Я охотно достаю ему сигарету, потому что вдруг чувствую нерешительность. И даже помогаю ему закурить, заслонив огонь от дождя. Где-то я уже встречал этого пехотинца, лицо его знакомо мне.

— Наших там не видал? Артиллеристы… НП в дороге…

— Накрыло! — кричит он, как глухой. — Куда там!.. Тяжелыми бьет!.. Как даст, как даст — аж земля сдвигается. И автоматчики… Из огня лезут!..

Я сразу отчетливей слышу стрельбу по лесу и близкие крики. С треском разрывается в вершинах снаряд, мы только успеваем присесть.

— Вон он, вон что делает, — заторопившись, бормочет пехотинец. — Лодки на берегу есть, не видал?

И тут я замечаю затравленные глаза Мезенцева, о котором я забыл в этот момент. Они только что не кричат. В них — мои мысли. То, что я самому себе не скажу, он сейчас скажет вслух: «Зачем мы идем туда, когда все отходят? Там никого уже нет!» И вовсе тайное: «Здесь мы одни, ничем не связаны, никого нет над нами. А оттуда уже не уйти нам. И лодок не будет…» И во мне остро вспыхивает ненависть к нему.

— За мной! — яростно кричу я и бегу вперед с автоматом в руке.

Стрельба все ближе, чаще разрывы по лесу. И сильно пахнет дымом. Один раз, перепрыгивая поваленное дерево, я упал. Встаю, задыхаясь. Автомат, колени, руки — в жидкой грязи. Мезенцев сидит на земле, держит ногу в руках.

— Не могу идти, товарищ лейтенант. Ногу вывихнул. Я не обманываю. Честное слово!

Губы у него дрожат, капли дождя на лице, как слезы.

— За мной!

Я чувствую, могу застрелить его сейчас. Он тоже чувствует это и подымается с земли.

Еще несколько раненых попались нам навстречу. Каждый говорит свое. Рослый пехотинец с закушенными от боли белыми губами — осколок попал ему в пах тычет в сторону винтовкой, опираясь на товарища.

— С фланга обходит, сволочь! Минометами глушит — головы не подымешь!

Голос звенящий, надорванный. Товарищ отводит глаза. Этот ранен легко, пристроился провожать, боится, как бы не вернули.

Я уже не бегу, а иду, потому что Мезенцев все время отстает. Я тоже выбился из сил в облепленных грязью сапогах, сердце колотится так, что в висках отдает.

Внезапно дождь кончается. Сразу светлеет. Стрельба начинает стихать. Нестерпимо яркое солнце открылось в небе. Лучи его дымным веером валятся сквозь вершины. В лесу — пар.

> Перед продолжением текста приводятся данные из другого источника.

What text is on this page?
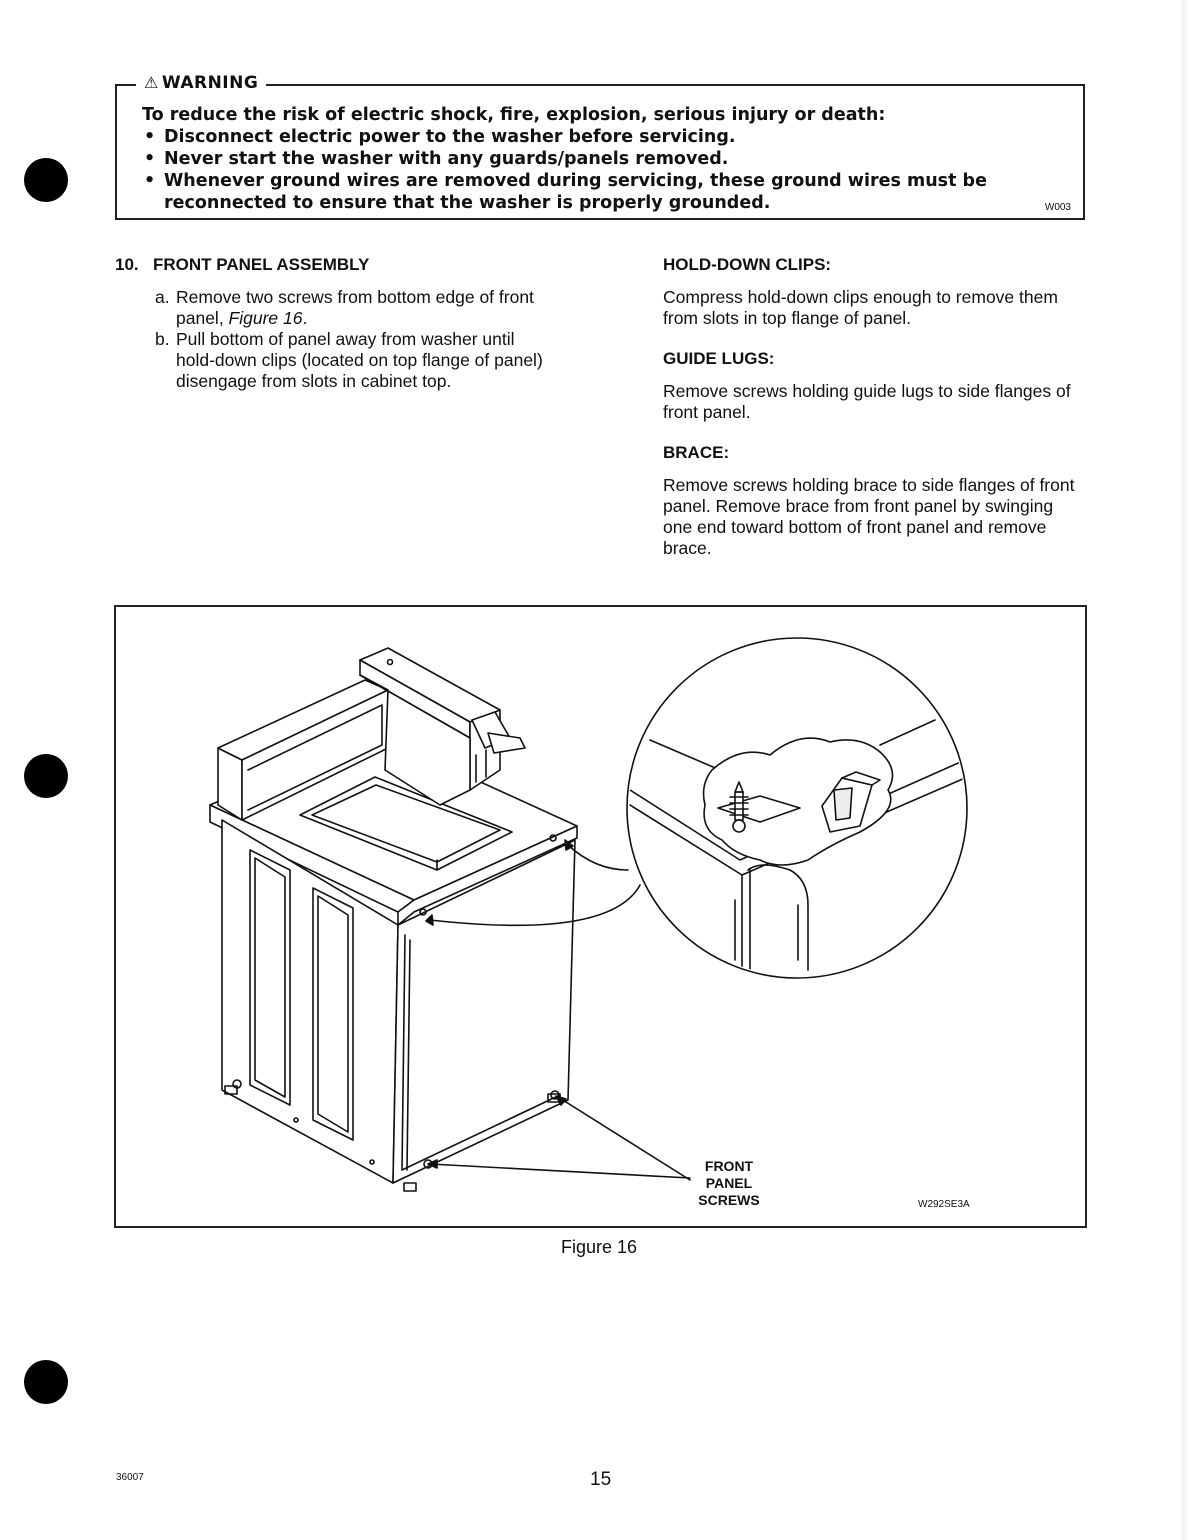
⚠ WARNING
To reduce the risk of electric shock, fire, explosion, serious injury or death:
• Disconnect electric power to the washer before servicing.
• Never start the washer with any guards/panels removed.
• Whenever ground wires are removed during servicing, these ground wires must be
reconnected to ensure that the washer is properly grounded.	W003
10. FRONT PANEL ASSEMBLY
a. Remove two screws from bottom edge of front panel, Figure 16.
b. Pull bottom of panel away from washer until hold-down clips (located on top flange of panel) disengage from slots in cabinet top.

HOLD-DOWN CLIPS:

Compress hold-down clips enough to remove them from slots in top flange of panel.

GUIDE LUGS:

Remove screws holding guide lugs to side flanges of front panel.

BRACE:

Remove screws holding brace to side flanges of front panel. Remove brace from front panel by swinging one end toward bottom of front panel and remove brace.

FRONT
PANEL
SCREWS	W292SE3A
Figure 16
36007	15
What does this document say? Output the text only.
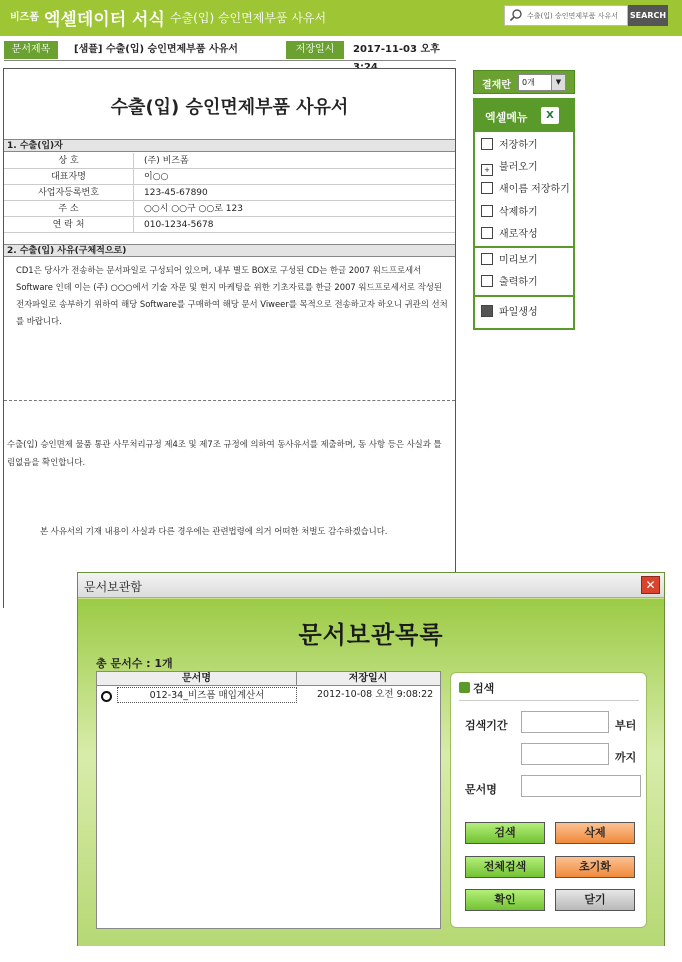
비즈폼 엑셀데이터 서식 수출(입) 승인면제부품 사유서
수출(입) 승인면제부품 사유서	SEARCH
문서제목	[샘플] 수출(입) 승인면제부품 사유서	저장일시	2017-11-03 오후
수출(입) 승인면제부품 사유서
1. 수출(입)자
상 호	(주) 비즈폼
대표자명	이○○
사업자등록번호	123-45-67890
주 소	○○시 ○○구 ○○로 123
연 락 처	010-1234-5678
2. 수출(입) 사유(구체적으로)
CD1은 당사가 전송하는 문서파일로 구성되어 있으며, 내부 별도 BOX로 구성된 CD는 한글 2007 워드프로세서 Software 인데 이는 (주) ○○○에서 기술 자문 및 현지 마케팅을 위한 기초자료를 한글 2007 워드프로세서로 작성된 전자파일로 송부하기 위하여 해당 Software를 구매하여 해당 문서 Viweer를 목적으로 전송하고자 하오니 귀관의 선처를 바랍니다.
수출(입) 승인면제 물품 통관 사무처리규정 제4조 및 제7조 규정에 의하여 동사유서를 제출하며, 동 사항 등은 사실과 틀림없음을 확인합니다.
본 사유서의 기재 내용이 사실과 다른 경우에는 관련법령에 의거 어떠한 처벌도 감수하겠습니다.
결재란	0개	▼
엑셀메뉴	X
저장하기
+ 불러오기
새이름 저장하기
삭제하기
새로작성
미리보기
출력하기
파일생성
문서보관함	✕
문서보관목록
총 문서수 : 1개
문서명	저장일시
012-34_비즈폼 매입계산서	2012-10-08 오전 9:08:22	검색
검색기간	부터
까지
문서명
검색	삭제
전체검색	초기화
확인	닫기
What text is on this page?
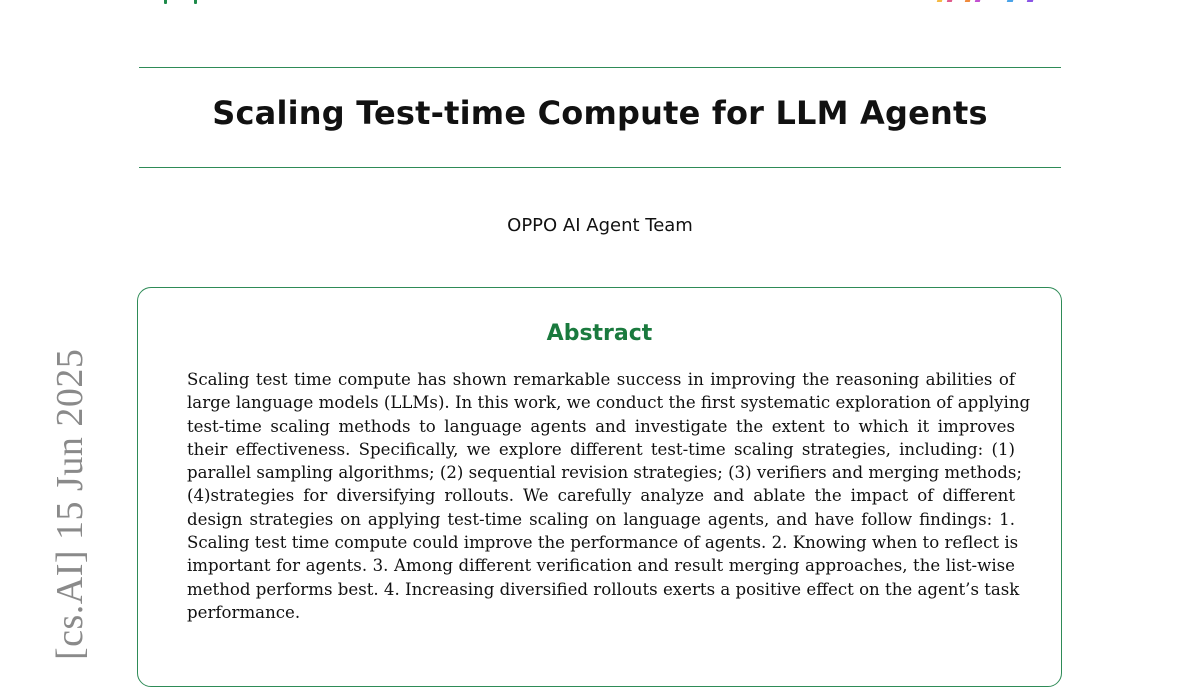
Scaling Test-time Compute for LLM Agents
OPPO AI Agent Team
Abstract
Scaling test time compute has shown remarkable success in improving the reasoning abilities of
large language models (LLMs). In this work, we conduct the first systematic exploration of applying
test-time scaling methods to language agents and investigate the extent to which it improves
their effectiveness. Specifically, we explore different test-time scaling strategies, including: (1)
parallel sampling algorithms; (2) sequential revision strategies; (3) verifiers and merging methods;
(4)strategies for diversifying rollouts. We carefully analyze and ablate the impact of different
design strategies on applying test-time scaling on language agents, and have follow findings: 1.
Scaling test time compute could improve the performance of agents. 2. Knowing when to reflect is
important for agents. 3. Among different verification and result merging approaches, the list-wise
method performs best. 4. Increasing diversified rollouts exerts a positive effect on the agent’s task
performance.
[cs.AI] 15 Jun 2025
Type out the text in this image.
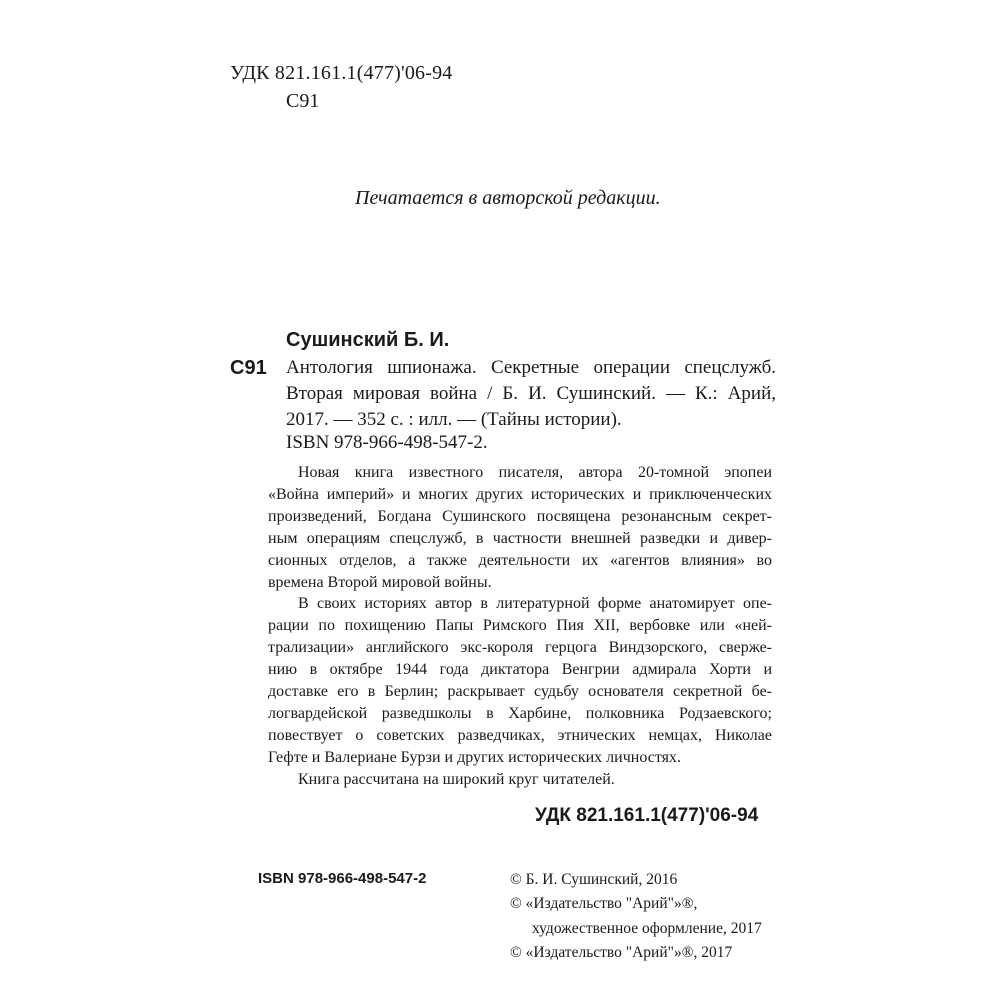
УДК 821.161.1(477)'06-94
С91
Печатается в авторской редакции.
Сушинский Б. И.
С91 Антология шпионажа. Секретные операции спецслужб.
Вторая мировая война / Б. И. Сушинский. — К.: Арий,
2017. — 352 с. : илл. — (Тайны истории).
ISBN 978-966-498-547-2.
Новая книга известного писателя, автора 20-томной эпопеи
«Война империй» и многих других исторических и приключенческих
произведений, Богдана Сушинского посвящена резонансным секрет-
ным операциям спецслужб, в частности внешней разведки и дивер-
сионных отделов, а также деятельности их «агентов влияния» во
времена Второй мировой войны.
В своих историях автор в литературной форме анатомирует опе-
рации по похищению Папы Римского Пия XII, вербовке или «ней-
трализации» английского экс-короля герцога Виндзорского, сверже-
нию в октябре 1944 года диктатора Венгрии адмирала Хорти и
доставке его в Берлин; раскрывает судьбу основателя секретной бе-
логвардейской разведшколы в Харбине, полковника Родзаевского;
повествует о советских разведчиках, этнических немцах, Николае
Гефте и Валериане Бурзи и других исторических личностях.
Книга рассчитана на широкий круг читателей.
УДК 821.161.1(477)'06-94
ISBN 978-966-498-547-2	© Б. И. Сушинский, 2016
© «Издательство "Арий"»®,
художественное оформление, 2017
© «Издательство "Арий"»®, 2017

На черном после дождя гнилом пне сидит раненый минометчик, мокрый веселый парень, и прямо с куста, сверкающего на солнце, губами объедает малину. Капли сыплются ему на лицо, он утирает их мокрым рукавом и смеется. Другой, пустой рукав висит, в расстегнутом вороте видны бинты, и под гимнастеркой обозначается рука, согнутая в локте. Единственный из всех раненых он говорит беззаботно:

— А ни черта там никто никого не обходит. Ну дождь же. Мы разведку пустили, немец разведку пустил. Чья-то разведка на мины напоролась. А может, их вовсе градом на проволоке повзрывало. Тут он с перепугу стрельбу открыл, тут мы напугались. Я сам шестнадцать мин пошвырял, а где разорвались — ни одну за дождем не видел.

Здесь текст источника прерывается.